Jakarta, VIVA – Belakangan ini, perhatian publik tertuju pada sosok Kezia Syifa, seorang Warga Negara Indonesia (WNI) berhijab yang diketahui bergabung dengan militer Amerika Serikat (AS). Kezia Syifa resmi menjadi bagian dari Maryland Army National Guard, sebuah fakta yang kemudian memicu perdebatan panjang di media sosial terkait kewarganegaraan, nasionalisme, hingga aturan hukum yang berlaku.
Menariknya, Kezia Syifa bukan satu-satunya WNI yang pernah berkarier di militer AS. Jauh sebelum namanya viral, publik sebenarnya sudah mengenal sosok Letnan Kolonel (Letkol) Rosita Aruan Orchid Baptiste, perempuan berdarah Batak yang berhasil meniti karier hingga menjadi perwira di militer AS.
Perjalanan hidup Letkol Rosita menjadi bukti bahwa keterbatasan fisik tidak selalu menjadi akhir dari mimpi. Rosita pernah bercita-cita menjadi Polisi Wanita (Polwan) di Indonesia. Namun, tinggi badannya yang hanya 149 cm membuat keinginannya kandas karena tidak memenuhi syarat.
Gagal mewujudkan impian di Indonesia, takdir membawa Rosita ke Amerika Serikat. Di awal kepindahannya, mantan wartawan Warta Ekonomi ini sempat mencoba melamar pekerjaan di bidang jurnalistik. Sayangnya, minimnya pengalaman kerja di AS membuatnya kesulitan mendapatkan pekerjaan sesuai latar belakangnya. Untuk bertahan hidup, Rosita bekerja sebagai kasir di Burger King dengan upah 6,25 dolar AS per jam.

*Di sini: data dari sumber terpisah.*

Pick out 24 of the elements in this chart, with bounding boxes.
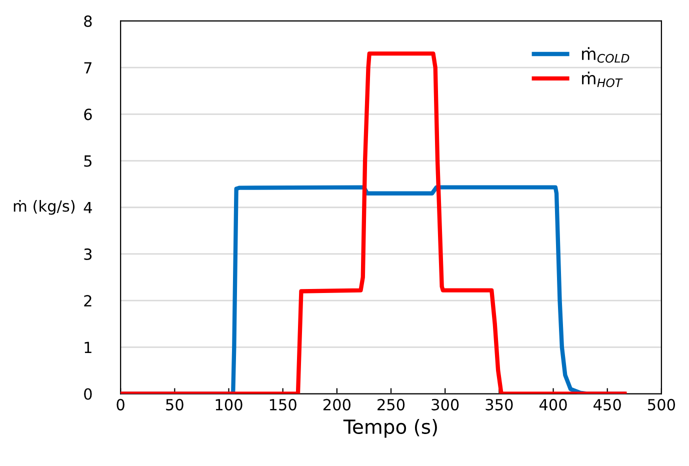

Perjalanan Rosita berubah ketika suaminya, yang pernah bertugas di Angkatan Darat AS, menyarankan agar ia mencoba bergabung dengan militer. Rosita pun memberanikan diri mendaftar dan menemukan perbedaan besar dengan sistem rekrutmen di Indonesia.
“Mereka itu gak memandang tinggi badan, jenis kelamin,” kata Rosita yang dikutip dari VIVA pada Jumat, 23 Januari 2026.

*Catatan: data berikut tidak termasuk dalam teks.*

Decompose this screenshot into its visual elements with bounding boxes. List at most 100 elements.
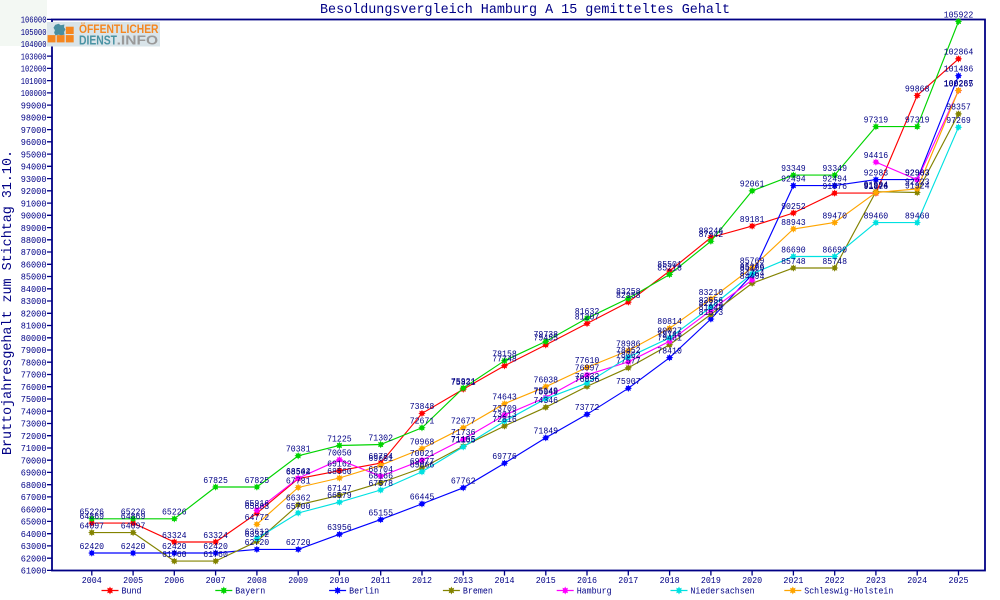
- svg-text:106000: 106000: [21, 16, 47, 26]
- svg-text:2013: 2013: [453, 575, 473, 586]
- svg-text:97319: 97319: [905, 114, 930, 125]
- svg-text:2022: 2022: [825, 575, 845, 586]
- svg-text:ÖFFENTLICHER: ÖFFENTLICHER: [79, 23, 159, 36]
- svg-text:73848: 73848: [410, 401, 435, 412]
- svg-text:94000: 94000: [21, 163, 47, 173]
- svg-text:2016: 2016: [577, 575, 597, 586]
- svg-text:64097: 64097: [121, 520, 146, 531]
- svg-text:81000: 81000: [21, 322, 47, 332]
- svg-text:65226: 65226: [121, 507, 146, 518]
- svg-text:71849: 71849: [534, 426, 559, 437]
- svg-text:62000: 62000: [21, 554, 47, 564]
- svg-text:62420: 62420: [162, 541, 187, 552]
- svg-text:69066: 69066: [410, 460, 435, 471]
- svg-text:71155: 71155: [451, 434, 476, 445]
- svg-text:81948: 81948: [699, 302, 724, 313]
- svg-text:69601: 69601: [368, 453, 393, 464]
- svg-text:2014: 2014: [495, 575, 515, 586]
- svg-text:74346: 74346: [534, 395, 559, 406]
- svg-text:63000: 63000: [21, 542, 47, 552]
- svg-text:86690: 86690: [781, 244, 806, 255]
- svg-text:Bremen: Bremen: [463, 586, 493, 597]
- svg-text:89470: 89470: [822, 210, 847, 221]
- svg-text:75907: 75907: [616, 376, 641, 387]
- svg-text:93349: 93349: [781, 163, 806, 174]
- svg-text:97000: 97000: [21, 126, 47, 136]
- svg-text:79455: 79455: [534, 333, 559, 344]
- svg-text:61760: 61760: [203, 549, 228, 560]
- svg-text:66445: 66445: [410, 492, 435, 503]
- svg-text:64772: 64772: [245, 512, 270, 523]
- svg-text:Hamburg: Hamburg: [577, 586, 612, 597]
- svg-text:89181: 89181: [740, 214, 765, 225]
- svg-text:72000: 72000: [21, 432, 47, 442]
- svg-text:105000: 105000: [21, 28, 47, 38]
- svg-text:67000: 67000: [21, 493, 47, 503]
- svg-text:65226: 65226: [80, 507, 105, 518]
- svg-text:89000: 89000: [21, 224, 47, 234]
- svg-text:83210: 83210: [699, 287, 724, 298]
- svg-text:79746: 79746: [657, 329, 682, 340]
- svg-text:68560: 68560: [327, 466, 352, 477]
- svg-text:78158: 78158: [492, 349, 517, 360]
- svg-text:63612: 63612: [245, 526, 270, 537]
- svg-text:97319: 97319: [864, 114, 889, 125]
- svg-text:79738: 79738: [534, 329, 559, 340]
- svg-text:67825: 67825: [203, 475, 228, 486]
- svg-text:72671: 72671: [410, 416, 435, 427]
- svg-text:73000: 73000: [21, 420, 47, 430]
- svg-text:85748: 85748: [781, 256, 806, 267]
- svg-text:66000: 66000: [21, 505, 47, 515]
- svg-text:71736: 71736: [451, 427, 476, 438]
- svg-text:81207: 81207: [575, 311, 600, 322]
- svg-text:93349: 93349: [822, 163, 847, 174]
- svg-text:2025: 2025: [949, 575, 969, 586]
- svg-text:79000: 79000: [21, 346, 47, 356]
- svg-text:2008: 2008: [247, 575, 267, 586]
- svg-text:88000: 88000: [21, 236, 47, 246]
- svg-text:72816: 72816: [492, 414, 517, 425]
- svg-text:68504: 68504: [286, 467, 311, 478]
- svg-text:75000: 75000: [21, 395, 47, 405]
- svg-text:85218: 85218: [657, 262, 682, 273]
- svg-text:2007: 2007: [206, 575, 226, 586]
- svg-text:62420: 62420: [121, 541, 146, 552]
- svg-text:78986: 78986: [616, 338, 641, 349]
- svg-text:87000: 87000: [21, 248, 47, 258]
- svg-text:77610: 77610: [575, 355, 600, 366]
- svg-text:80027: 80027: [657, 326, 682, 337]
- svg-text:75921: 75921: [451, 376, 476, 387]
- svg-text:70000: 70000: [21, 456, 47, 466]
- svg-text:67781: 67781: [286, 475, 311, 486]
- svg-text:92061: 92061: [740, 179, 765, 190]
- svg-text:70968: 70968: [410, 436, 435, 447]
- svg-text:90000: 90000: [21, 212, 47, 222]
- svg-text:103000: 103000: [21, 52, 47, 62]
- svg-text:74643: 74643: [492, 392, 517, 403]
- svg-text:89460: 89460: [905, 210, 930, 221]
- svg-text:91000: 91000: [21, 199, 47, 209]
- svg-text:101486: 101486: [944, 64, 974, 75]
- svg-text:102000: 102000: [21, 65, 47, 75]
- svg-text:2006: 2006: [164, 575, 184, 586]
- svg-text:83258: 83258: [616, 286, 641, 297]
- svg-text:64097: 64097: [80, 520, 105, 531]
- svg-text:92983: 92983: [864, 167, 889, 178]
- svg-text:83000: 83000: [21, 297, 47, 307]
- svg-text:90252: 90252: [781, 201, 806, 212]
- svg-text:Berlin: Berlin: [349, 586, 379, 597]
- svg-text:2024: 2024: [907, 575, 927, 586]
- svg-text:63956: 63956: [327, 522, 352, 533]
- svg-text:100000: 100000: [21, 89, 47, 99]
- svg-text:67578: 67578: [368, 478, 393, 489]
- svg-text:102864: 102864: [944, 47, 974, 58]
- svg-text:76332: 76332: [575, 371, 600, 382]
- svg-text:89460: 89460: [864, 210, 889, 221]
- svg-text:Bruttojahresgehalt zum Stichta: Bruttojahresgehalt zum Stichtag 31.10.: [1, 150, 16, 455]
- svg-text:82283: 82283: [699, 298, 724, 309]
- svg-text:84000: 84000: [21, 285, 47, 295]
- svg-text:104000: 104000: [21, 40, 47, 50]
- svg-text:88943: 88943: [781, 217, 806, 228]
- svg-text:Bayern: Bayern: [235, 586, 265, 597]
- svg-text:77000: 77000: [21, 371, 47, 381]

Meski sempat gagal pada tes awal dengan nilai 29 dari batas minimal 31, Rosita tidak menyerah. Ia mempersiapkan diri lebih matang dan berhasil lolos pada ujian ulang sebulan kemudian. Karier militernya pun terus menanjak hingga ia ditugaskan ke berbagai negara, termasuk Jerman selama empat tahun, serta Kuwait dan Irak pada masa perang tahun 2005.
Latar belakang pendidikan Rosita sebagai lulusan Fakultas Hukum Universitas Sumatera Utara turut berperan dalam karier militernya.